No Circuit ever did, nor ever will, flourish unless there are bands in the larger societies – John Wesley
In one of my books, ‘Stop the Funeral: Reverse Methodist Decline, a prayer guide for a renewing ceaseless prevailing intercession, I explained that Methodism was born at home for one thing, declaring the glad tidings of salvation. My reflection is that, Methodism grew in peoples ‘homes before ever it could be accommodated in a separate building.’ In essence, Forward to the Past, the church, born at home remains a gift Methodism holds in treasure for the church even today. The spirit of Methodism is re-emerging, stronger, in churches with new names, but Forwards to the Past, believing the age-old beliefs that made Methodism so strong in its early days. Bishop John A.T. Robinson wrote in 1960 that “the theological recovery of this idea of the church in the house is one of the most important tasks of our generation.” Methodism holds in treasure for the church today and in the future the church quality and growth through ‘intentionally multiplying small groups.’ It is important to note that throughout the industrial revolution, Methodism grew with evangelical fervour not with liberal emotion and ideology. Forward to the past reminds us that the spirituality, mission and history of Methodism provides useful lessons and models for mission which can be built upon for churches today.
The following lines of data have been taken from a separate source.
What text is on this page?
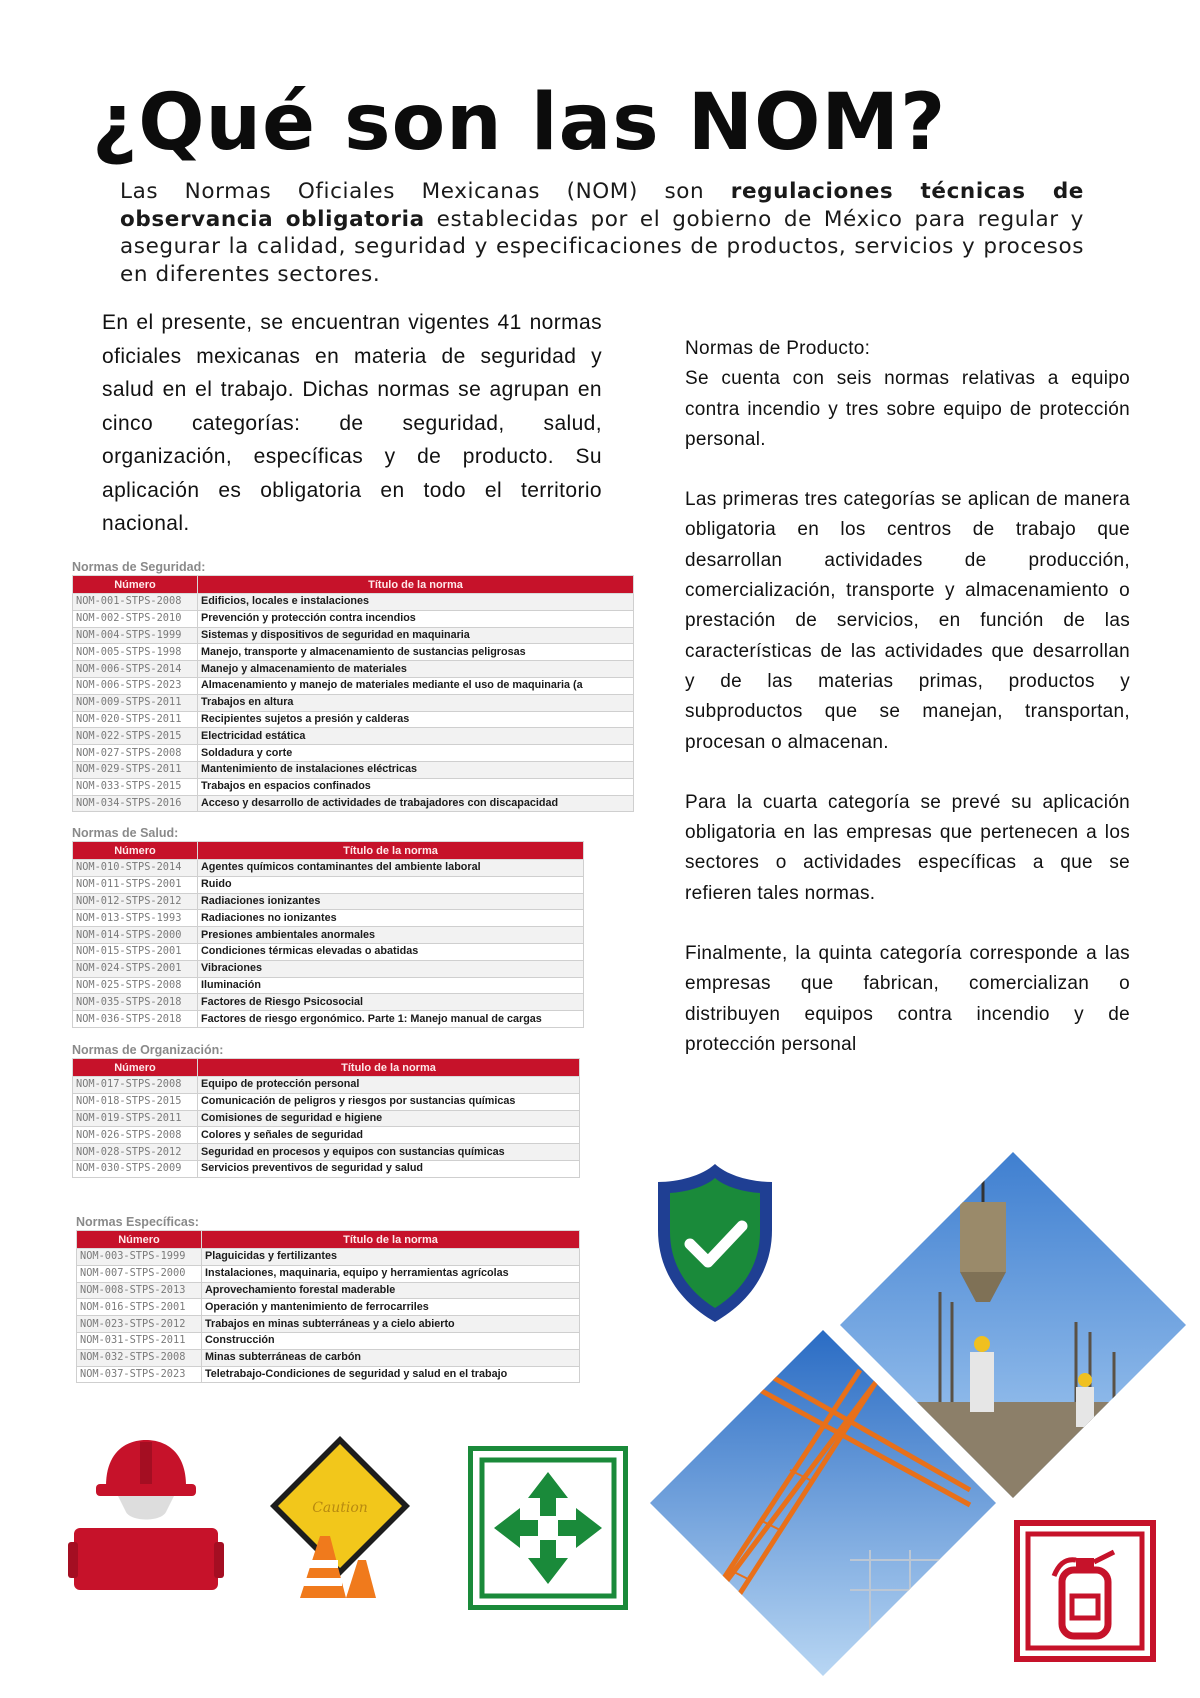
¿Qué son las NOM?
Las Normas Oficiales Mexicanas (NOM) son regulaciones técnicas de observancia obligatoria establecidas por el gobierno de México para regular y asegurar la calidad, seguridad y especificaciones de productos, servicios y procesos en diferentes sectores.
En el presente, se encuentran vigentes 41 normas oficiales mexicanas en materia de seguridad y salud en el trabajo. Dichas normas se agrupan en cinco categorías: de seguridad, salud, organización, específicas y de producto. Su aplicación es obligatoria en todo el territorio nacional.

Normas de Producto:

Se cuenta con seis normas relativas a equipo contra incendio y tres sobre equipo de protección personal.

Las primeras tres categorías se aplican de manera obligatoria en los centros de trabajo que desarrollan actividades de producción, comercialización, transporte y almacenamiento o prestación de servicios, en función de las características de las actividades que desarrollan y de las materias primas, productos y subproductos que se manejan, transportan, procesan o almacenan.

Para la cuarta categoría se prevé su aplicación obligatoria en las empresas que pertenecen a los sectores o actividades específicas a que se refieren tales normas.

Finalmente, la quinta categoría corresponde a las empresas que fabrican, comercializan o distribuyen equipos contra incendio y de protección personal

Normas de Seguridad:
Número	Título de la norma
NOM-001-STPS-2008	Edificios, locales e instalaciones
NOM-002-STPS-2010	Prevención y protección contra incendios
NOM-004-STPS-1999	Sistemas y dispositivos de seguridad en maquinaria
NOM-005-STPS-1998	Manejo, transporte y almacenamiento de sustancias peligrosas
NOM-006-STPS-2014	Manejo y almacenamiento de materiales
NOM-006-STPS-2023	Almacenamiento y manejo de materiales mediante el uso de maquinaria (a
NOM-009-STPS-2011	Trabajos en altura
NOM-020-STPS-2011	Recipientes sujetos a presión y calderas
NOM-022-STPS-2015	Electricidad estática
NOM-027-STPS-2008	Soldadura y corte
NOM-029-STPS-2011	Mantenimiento de instalaciones eléctricas
NOM-033-STPS-2015	Trabajos en espacios confinados
NOM-034-STPS-2016	Acceso y desarrollo de actividades de trabajadores con discapacidad
Normas de Salud:
Número	Título de la norma
NOM-010-STPS-2014	Agentes químicos contaminantes del ambiente laboral
NOM-011-STPS-2001	Ruido
NOM-012-STPS-2012	Radiaciones ionizantes
NOM-013-STPS-1993	Radiaciones no ionizantes
NOM-014-STPS-2000	Presiones ambientales anormales
NOM-015-STPS-2001	Condiciones térmicas elevadas o abatidas
NOM-024-STPS-2001	Vibraciones
NOM-025-STPS-2008	Iluminación
NOM-035-STPS-2018	Factores de Riesgo Psicosocial
NOM-036-STPS-2018	Factores de riesgo ergonómico. Parte 1: Manejo manual de cargas
Normas de Organización:
Número	Título de la norma
NOM-017-STPS-2008	Equipo de protección personal
NOM-018-STPS-2015	Comunicación de peligros y riesgos por sustancias químicas
NOM-019-STPS-2011	Comisiones de seguridad e higiene
NOM-026-STPS-2008	Colores y señales de seguridad
NOM-028-STPS-2012	Seguridad en procesos y equipos con sustancias químicas
NOM-030-STPS-2009	Servicios preventivos de seguridad y salud
Normas Específicas:
Número	Título de la norma
NOM-003-STPS-1999	Plaguicidas y fertilizantes
NOM-007-STPS-2000	Instalaciones, maquinaria, equipo y herramientas agrícolas
NOM-008-STPS-2013	Aprovechamiento forestal maderable
NOM-016-STPS-2001	Operación y mantenimiento de ferrocarriles
NOM-023-STPS-2012	Trabajos en minas subterráneas y a cielo abierto
NOM-031-STPS-2011	Construcción
NOM-032-STPS-2008	Minas subterráneas de carbón
NOM-037-STPS-2023	Teletrabajo-Condiciones de seguridad y salud en el trabajo
Caution
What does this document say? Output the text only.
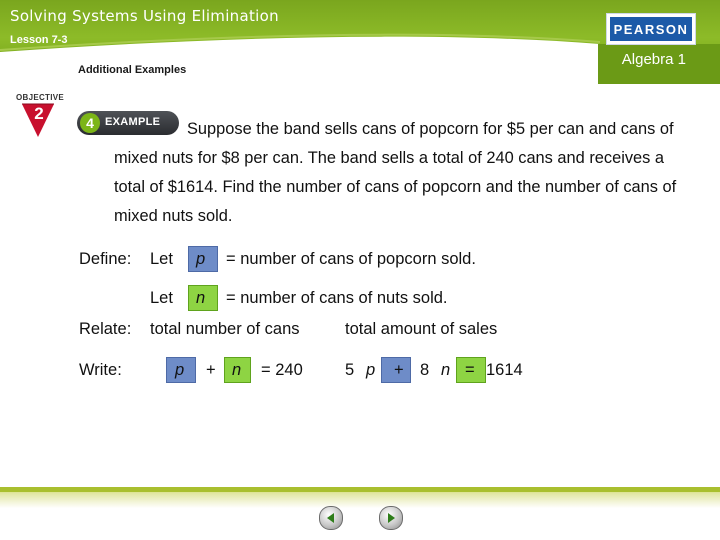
Solving Systems Using Elimination
Lesson 7-3
Additional Examples
Algebra 1
PEARSON
OBJECTIVE
2	4	EXAMPLE	Suppose the band sells cans of popcorn for $5 per can and cans of mixed nuts for $8 per can. The band sells a total of 240 cans and receives a total of $1614. Find the number of cans of popcorn and the number of cans of mixed nuts sold.
Define: Let p = number of cans of popcorn sold.
Let n = number of cans of nuts sold.
Relate: total number of cans	total amount of sales
Write:	p + n = 240	5 p + 8 n = 1614
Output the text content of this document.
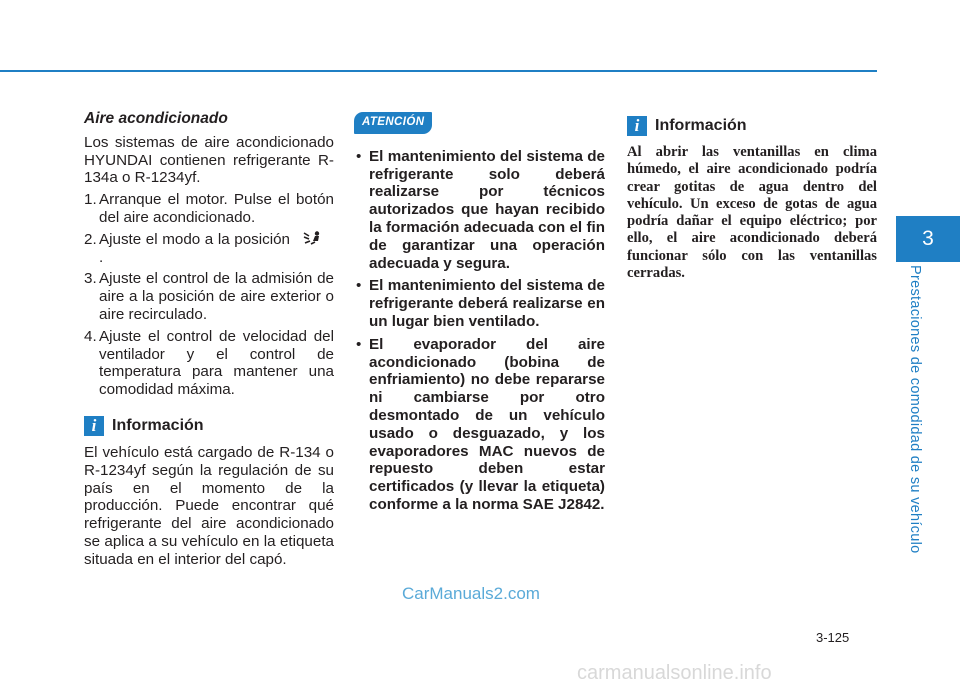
3
Prestaciones de comodidad de su vehículo
Aire acondicionado

Los sistemas de aire acondicionado HYUNDAI contienen refrigerante R-134a o R-1234yf.

1. Arranque el motor. Pulse el botón del aire acondicionado.
2. Ajuste el modo a la posición.
3. Ajuste el control de la admisión de aire a la posición de aire exterior o aire recirculado.
4. Ajuste el control de velocidad del ventilador y el control de temperatura para mantener una comodidad máxima.
i Información

El vehículo está cargado de R-134 o R-1234yf según la regulación de su país en el momento de la producción. Puede encontrar qué refrigerante del aire acondicionado se aplica a su vehículo en la etiqueta situada en el interior del capó.

ATENCIÓN
• El mantenimiento del sistema de refrigerante solo deberá realizarse por técnicos autorizados que hayan recibido la formación adecuada con el fin de garantizar una operación adecuada y segura.
• El mantenimiento del sistema de refrigerante deberá realizarse en un lugar bien ventilado.
• El evaporador del aire acondicionado (bobina de enfriamiento) no debe repararse ni cambiarse por otro desmontado de un vehículo usado o desguazado, y los evaporadores MAC nuevos de repuesto deben estar certificados (y llevar la etiqueta) conforme a la norma SAE J2842.
i Información

Al abrir las ventanillas en clima húmedo, el aire acondicionado podría crear gotitas de agua dentro del vehículo. Un exceso de gotas de agua podría dañar el equipo eléctrico; por ello, el aire acondicionado deberá funcionar sólo con las ventanillas cerradas.

CarManuals2.com
3-125
carmanualsonline.info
It is on record that, ‘the first seventy years of the Methodist movement were marked by remarkable growth. But by 1815 or so the Class Meeting was being replaced by prayer meetings. By 1850 Methodism had begun to decline as a proportion of the English population. It has never regained its initial vigour – nor its Class Meetings.’ Waddy Moss explained that, ‘one of the factors which contributed to the decline of the class meeting was, paradoxically, the success of Methodism.’ According to him, ‘as more and more people joined the societies, it became harder to maintain discipline.’ How the decline of the class meeting and house church caused by the success and growth of Methodism invite us forward to our past discipline. Class meeting and house church provided solid foundation for genuine growth, in contrast to the success of Methodism without spiritual oversight and discipline. Errors were made in judgement and in the appointment of inadequate Class leaders. It was noted ‘as early as 1748 there were complaints that, “the Leaders are insufficient for the work: they have neither gifts nor graces for such an employment.” Forward to the past summons us to challenge leadership incompetence which resulted ‘to splinter 19th century Methodism.’
Forward to the Past suggests a search light on poor leadership in order to avoid a repeat of conflicts among leaders that took their toil on the members and classes. There was loss of a thousands of class members as conflict “stumbled the people, weakened the hands of the Preachers, and greatly hindered the work of God.” Forward to the past warn us against further conflict that could again lead to the loss of more Preachers and members in the church. Forward to the past especially in an age of changing culture, house church and small groups are increasingly relevant in order to encourage effective discipleship and healthy growth in the church. Forward to the past provide the most effective means of renewal among especially among Methodist true fellowship in Christian experience. Forward to the past invite us under God to put family, husband, wife and children first as the foundation of genuine church growth.
Forward to the past with reference to the birth of the early Christian community at home teaches us that the church is people, not places. The Bible mention churches meeting in houses and the first meeting is recorded in the Acts of the Apostle, ‘And when they had entered, they went up into the upper room where they were staying….’ (Acts 1:13). The upper room is believed to have been in the home of John Mark, author of Mark’s Gospel (Mk 12:12). It was located according to tradition, on the southern end of the ridge called the “Upper City.” In this first “house church” over 100 believers including Jesus’ mother and brothers, prayed earnestly with one accord. The early Christian community as a house church ‘devoted themselves to the apostles’ teaching and to the fellowship… They broke bread in their homes and ate together with glad and sincere hearts. ‘Some twenty-five years later, the apostle Paul wrote to friends in Rome: ‘Greet also the church that meets in their house.’ It was in AD 313 when the Roman Emperor Constantine legalised Christianity that churches moved into larger buildings.
The Reformation of the sixteenth and early seventeenth centuries ‘fostered new churches as Protestants built their own places of worship. Yet in every century Christians have met in homes in small groups to supplement their more formal church life.’ Forward to the past calls Methodism to remain faithful to its mission and identity as defined by John Wesley, spreading Scriptural holiness through the ‘gathering together of seriously minded people into classes for mutual help and edification.’ Forward to the past is about helping to develop friendships, welcoming people new to the small group on an equal footing with established people. Forward to the past is about the centrality and personal application of God’s Word thereby encouraging people to know ‘How does this personally apply to them?’ In conclusion, Forward to the past summons us to the relational leadership, evangelism, and social outreach of the small groups as members put what they have learned in the Word into action in their lives and communities.